Dimulai

8 1 0
                                    

"kandungannya sehat pak, ibu nya juga sehat", bidan itu tersenyum

"menurut perhitungan sekitar dua minggu calon bayi akan lahir." Lanjut nya.

Senyum sepasang suami istri ini merekah. Kebahagiaan tengah menyelimuti keluarga mereka. Tak henti-hentinya ungkapan syukur sang suami ucapkan kepada Yang Maha Kuasa. Begitu pun istrinya. Sepasang suami istri itu tinggal di perkampungan kecil pinggir kota. Di rumah sederhana, suami istri itu melangsungkan hidupnya. Sang suami bekerja sebagai mandor. Beberapa bulan lalu pangkatnya dinaikkan. Bukan tanpa alasan, kerja sang suami sangat baik. Banyak pendapatnya yang disetujui atasan-atasannya. Akhirnya atasannya mengangkatnya menjadi mandor dalam beberapa proyek yang dimilikinya.

Sang suami bersyukur akan hal itu. Istrinya dirumah biasa membuat beberapa kue yang kemudian dititip di warung-warung. Suaminya sudah melarang, tapi sang istri bersikeras tak mau mengikuti. Padahal perutnya kian membesar oleh cabang bayi mereka. Bosan memberitahu istrinya, suami mengizinkan dengan satu syarat. Jika sudah memasuki bulan ke 9 tidak boleh membuat kue lagi. Khawatir akan keselamatan ibu dan cabang bayinya. Istrinya menuruti hal tersebut.

Entah sudah malam keberapa, suami istri tersebut menanti nanti. Cemas. Semua terasa campur aduk. Bahagia, khawatir, takut. Dan waktu yang dinanti-nantikan pun tiba.

Malam itu langit sedang berbahagia. Bulan menampakan dirinya tanpa malu malu. Diajaknya juga para bintang yang menghiasi langit. Awan mendung yang selalu menyelimuti tidak kelihatan, mungkin memberi waktu kepada manusia untuk sedikit tersenyum saat semua beban telah ditampung oleh mereka.

Malam itu seakan semesta menyambut. Seakan semesta sedang menari-nari diatas sana. Tidak sabaran menunggu salah satu anak makhluk bumi yang lahir. Dan malam itu waktunya.

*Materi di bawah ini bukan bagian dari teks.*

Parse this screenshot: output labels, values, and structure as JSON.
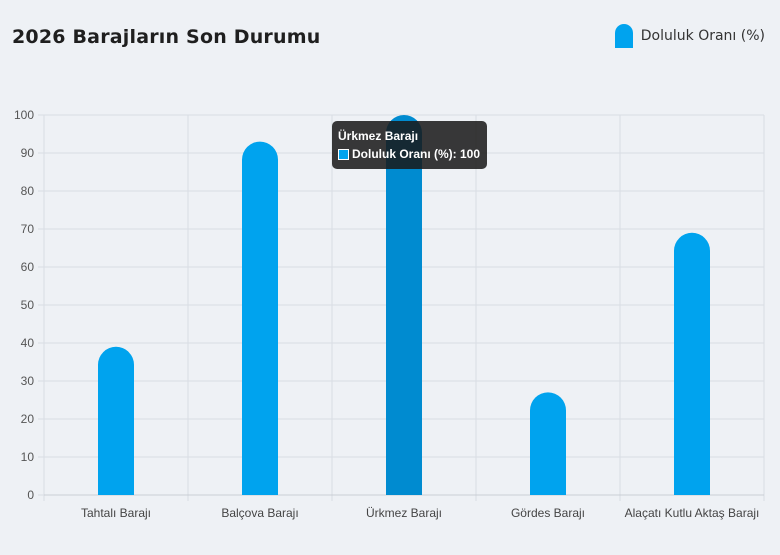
{
  "title": "2026 Barajların Son Durumu",
  "legend": {
    "label": "Doluluk Oranı (%)",
    "color": "#00a3ee"
  },
  "tooltip": {
    "title": "Ürkmez Barajı",
    "series_label": "Doluluk Oranı (%)",
    "value": 100,
    "text": "Doluluk Oranı (%): 100"
  },
  "colors": {
    "bar": "#00a3ee",
    "bar_hover": "#008bd0",
    "grid": "#d8dde3"
  },
  "chart_data": {
    "type": "bar",
    "title": "2026 Barajların Son Durumu",
    "categories": [
      "Tahtalı Barajı",
      "Balçova Barajı",
      "Ürkmez Barajı",
      "Gördes Barajı",
      "Alaçatı Kutlu Aktaş Barajı"
    ],
    "series": [
      {
        "name": "Doluluk Oranı (%)",
        "values": [
          39,
          93,
          100,
          27,
          69
        ]
      }
    ],
    "ylim": [
      0,
      100
    ],
    "yticks": [
      0,
      10,
      20,
      30,
      40,
      50,
      60,
      70,
      80,
      90,
      100
    ],
    "grid": true,
    "legend_position": "top-right",
    "highlighted_category": "Ürkmez Barajı"
  }
}
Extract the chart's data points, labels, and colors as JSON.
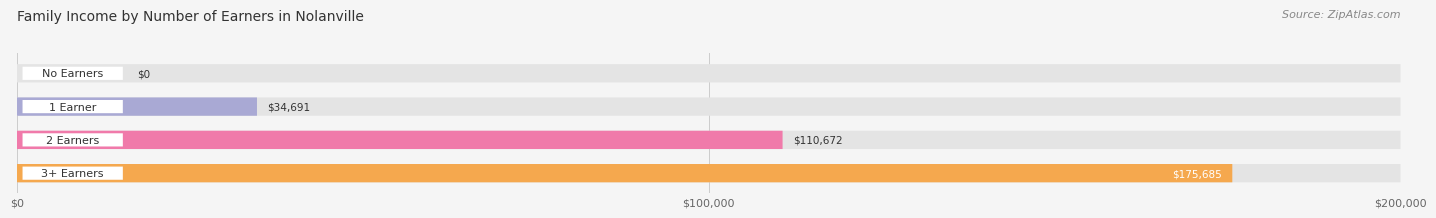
{
  "title": "Family Income by Number of Earners in Nolanville",
  "source": "Source: ZipAtlas.com",
  "categories": [
    "No Earners",
    "1 Earner",
    "2 Earners",
    "3+ Earners"
  ],
  "values": [
    0,
    34691,
    110672,
    175685
  ],
  "bar_colors": [
    "#5ecfcc",
    "#a9a9d4",
    "#f07aaa",
    "#f5a84e"
  ],
  "value_labels": [
    "$0",
    "$34,691",
    "$110,672",
    "$175,685"
  ],
  "xlim": [
    0,
    200000
  ],
  "xticks": [
    0,
    100000,
    200000
  ],
  "xtick_labels": [
    "$0",
    "$100,000",
    "$200,000"
  ],
  "background_color": "#f5f5f5",
  "bar_bg_color": "#e4e4e4",
  "title_fontsize": 10,
  "source_fontsize": 8,
  "bar_height": 0.55,
  "value_label_inside_threshold": 150000
}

Sang istri mulai mengaduh kesakitan. Semua perlengkapan sudah di siapkan. Sepasang suami istri itu pergi ke bidan. Sudah tau apa yang ditunggu-tunggu akan segera datang. Di luar ruangan bersalin, sang suami menunggu. Berdoa pada Tuhan agar dilancarkan segalanya. Di dalam istri terus menjerit kesakitan. Mempertaruhkan semua yang ia punya. Bahkan nyawanya sekalipun.

Harapan itu selalu ada. Perjuangan itu belum selesai. Bayinya lahir dengan selamat. Haru bahagia memenuhi ruangan bersalin itu. Lelah,sakit,ketakutan semua terbayar lunas. Bayi laki laki itu menangis. Orang tua nya juga ikut menangis. Terahu, bersyukur karena Tuhan percaya menitipkan anak itu pada mereka.

"pak.." panggilan itu diucapkan dengan lemah lembut.

"kenapa ma?"

"anak kita mau dinamakan apa?"

"bapak mau kasih nama Raga," "bapak ingin Raga tumbuh besar bisa membahagiakan orang disekitarnya. Sama seperti dia lahir, semesta ikut tersenyum bahagia."


***

Raga genap berumur 16. Dengan semua yang telah ia lewati, ia tumbuh menjadi sosok Raga yang kuat. Raga yang selalu berusaha membahagiakan orang sekelilingnya seperti pesan bapak saat itu. Tahun pertama menginjak kaki di sekolah menengah atas. Salah satu SMA favorit yang ada di ibu kota. Kakek mendaftarkannya disana. Raga tinggal bersama kakeknya. Di kawasan perumahan elite di ibu kota. Kakeknya termasuk salah satu orang penting di Indonesia, bahkan di lintas Asia tenggara. Bisnis nya meraksasa hingga penjuru dunia. Kakeknya masih terlihat segar. Bagi kaum hawa, bias dipastikan mereka akan mengira kakek masih berumur 40, padahal realitanya kakek sudah masuk kepala 5.

Hari ini hari pertama memasuki masa putih abu abu. Raga diantar kakek ke sekolahnya. Dia tidak mengikuti MOS atau Masa Orientasi Siswa seperti pada umumnya karena dia terbilang anak baru di sekolah itu. Raga masuk setelah 3 bulan tahun ajaran baru.